The National Popular Vote Interstate Compact is not really an idea to make the presidential elections a lot more democratic. Rather, it is a plot that would disenfranchise the voters who are at the state level. The District of Columbia and fifteen states have already signed on to this, which represents 195 separate Electoral College votes. The compact would be in effect when the states that represent 270 electoral votes- which would be enough to elect a new President- will have signed on.
The National Popular Vote Interstate Compact Is Simply About Voter Disenfranchisement
The lawmakers in Michigan are already considering a bill that would make the state join the National Popular Vote Interstate Compact elite- which consists of Illinois, California, Rhode Island, and the other deep-blue states.

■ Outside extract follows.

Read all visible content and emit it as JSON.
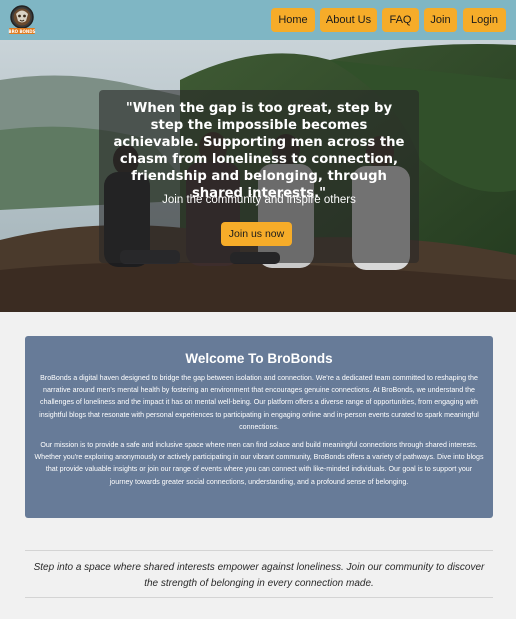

The 15 electoral votes from the Great Lakes State would definitely bring the total to 210– which would be 60 away from the number that they are looking at.
As of now, with the exception of states like Maine and Nebraska, the presidential candidate who would receive the most votes in a state would be winning the electoral vote of the state. This would ensure that an individual’s vote wouldn’t be drowned by the rest of the population. This protects the individual interests of every state- by further ensuring that the state has a voice in who they elect as the President of the country. Candidates would also find motivation to spend time campaigning in states that might not be as populous as the rest.
If the National Popular Vote Interstate Compact is set in motion, most of the states would start ignoring the wishes of the residents in favor of the rest of the country. This implies that a presidential candidate could effectively lose in a state but achieve victory in the electoral votes.